Страна возлюбленных чад
и сбитых с плеч эполет.


 

Помянем эту страну!
Хотя б одним добрым словом,
хотя б на смертном одре
мы к ней не будем суровы.
С ней вместе шли мы ко дну,
и, даже всё начав снова,
в аду нам вместе гореть...

Помянем эту страну!

Страна измученных вдов
и импозантных блядей.
Страна возвышенных слов
и прирученных людей.

Страна удобств во дворе
и смертоносных ракет.
Страна двуногих зверей
и ярких судеб-комет.

Помянем эту страну!..
 

1.2. Кукурузная власть

Кукурузная власть - это гордость кривых переулков.
Кукурузная власть - это счастье на уровне дна.
Кукурузная власть - это сердце, стучащее гулко.
Кукурузная власть - это впавшая в ересь страна.

Кукурузная власть - это шмяк по трибуне ботинком.
Кукурузная власть - это Крым для любимых хохлов.
Кукурузная власть - это бой непотребным картинкам,
и Царица полей в белом саване русских снегов.

Дедушку Никиту помяните,
хоть он коммунизм и не построил.
Он горяч был и сгорел в зените
своего общественного строя.

Кукурузная власть - это мост через пропасть в болото.
Кукурузная власть - это клетка с фантомом замков.
Кукурузная власть - это искренность утренней рвоты
после злого похмелья ночных, предрасстрельных звонков.

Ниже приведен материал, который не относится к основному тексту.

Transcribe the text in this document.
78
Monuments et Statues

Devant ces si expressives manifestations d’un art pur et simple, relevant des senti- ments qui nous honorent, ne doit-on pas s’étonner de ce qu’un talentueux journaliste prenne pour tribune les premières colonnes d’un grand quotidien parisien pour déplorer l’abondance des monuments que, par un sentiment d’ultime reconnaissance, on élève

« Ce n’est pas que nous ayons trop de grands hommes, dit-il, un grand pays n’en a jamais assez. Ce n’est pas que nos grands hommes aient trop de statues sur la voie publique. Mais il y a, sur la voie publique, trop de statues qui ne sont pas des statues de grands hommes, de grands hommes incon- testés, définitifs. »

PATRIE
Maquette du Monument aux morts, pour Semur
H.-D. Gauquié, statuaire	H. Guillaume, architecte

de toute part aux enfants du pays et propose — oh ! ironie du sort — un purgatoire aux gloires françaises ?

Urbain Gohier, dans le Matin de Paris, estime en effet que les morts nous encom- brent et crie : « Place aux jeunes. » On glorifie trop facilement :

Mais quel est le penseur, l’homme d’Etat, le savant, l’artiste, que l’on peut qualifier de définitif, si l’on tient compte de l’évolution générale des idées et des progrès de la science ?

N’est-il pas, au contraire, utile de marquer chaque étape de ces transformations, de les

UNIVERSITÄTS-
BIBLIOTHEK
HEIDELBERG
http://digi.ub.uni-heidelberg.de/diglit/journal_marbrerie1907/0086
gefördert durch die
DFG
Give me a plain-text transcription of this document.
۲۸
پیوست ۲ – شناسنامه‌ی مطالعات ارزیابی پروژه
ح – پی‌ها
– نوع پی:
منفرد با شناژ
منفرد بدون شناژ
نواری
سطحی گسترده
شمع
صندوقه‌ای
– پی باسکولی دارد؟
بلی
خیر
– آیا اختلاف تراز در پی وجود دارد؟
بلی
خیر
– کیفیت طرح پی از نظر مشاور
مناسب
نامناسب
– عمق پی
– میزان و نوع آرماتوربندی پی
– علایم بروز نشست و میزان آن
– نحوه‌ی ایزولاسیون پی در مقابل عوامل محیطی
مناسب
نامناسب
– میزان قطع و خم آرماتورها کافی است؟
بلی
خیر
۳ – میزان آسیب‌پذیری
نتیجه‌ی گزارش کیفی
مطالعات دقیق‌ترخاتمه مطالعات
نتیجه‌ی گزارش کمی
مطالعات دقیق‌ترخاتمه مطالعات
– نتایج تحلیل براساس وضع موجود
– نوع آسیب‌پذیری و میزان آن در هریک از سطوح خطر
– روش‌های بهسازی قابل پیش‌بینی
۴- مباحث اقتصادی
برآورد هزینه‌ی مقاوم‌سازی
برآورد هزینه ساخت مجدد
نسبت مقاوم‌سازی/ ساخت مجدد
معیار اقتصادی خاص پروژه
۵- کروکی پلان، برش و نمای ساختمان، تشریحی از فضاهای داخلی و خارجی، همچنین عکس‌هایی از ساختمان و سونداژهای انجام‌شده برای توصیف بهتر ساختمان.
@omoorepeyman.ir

Кукурузная власть - это спуск перегретого пара.
Кукурузная власть - это шанс на бегу не упасть.
Кукурузная власть испекла себя с пылу да с жару.
Кукурузная власть - это та же привычная власть.

Дедушку Никиту помяните,
хоть он коммунизм и не построил.
Он горяч был и сгорел в зените
своего общественного строя.
 

1.3. Слуги дьявола
(памяти Юлиана Семенова)

Обрушим мы стену из книг и законов,
и сбросим оковы хорошего тона,
подкрасим мы город, который построил
рябой одинокий старик.
Мы вычислим дату последнего боя,
мы выйдем на площадь незыблемым строем,
того, кто решил, что сегодня все можно,
насадим на примкнутый штык.

Запомним мы тех, кто стучится к нам в двери,
посадим под дверью послушного зверя,
который уверен, что падалью пахнет
за клеткой бушующий мир.
А тем, кто настойчиво рвется наружу,
мы вырвем глаза и зальем сталью уши,
и выпустим в свет в инвалидной коляске
и с мозгом, протертым до дыр.

Мы выпьем за старое доброе время,
когда истребить непослушное семя
легко удавалось чужими руками,
а руки отнять до плечей.
И с каждым стаканом мы будем сильнее,
и тот, кто не с нами, еще пожалеет.
Мы верим не слову, и даже не делу,
а лишь в топоры палачей.

Пусть наши мундиры ползут, словно вата,
а лица покрыл камуфляж трупных пятен,
но есть еще сила, и вера не смята -
мы ждем лишь сигнала "Вперед!"
И если ожить соизволит Владыка,
мы встать поспешим пред его светлым ликом,
и наша мечта, превратившись в реальность,
нам молодость снова вернет.
 

1.4. Золотое время
(Политический романс им.5-летия Перестройки)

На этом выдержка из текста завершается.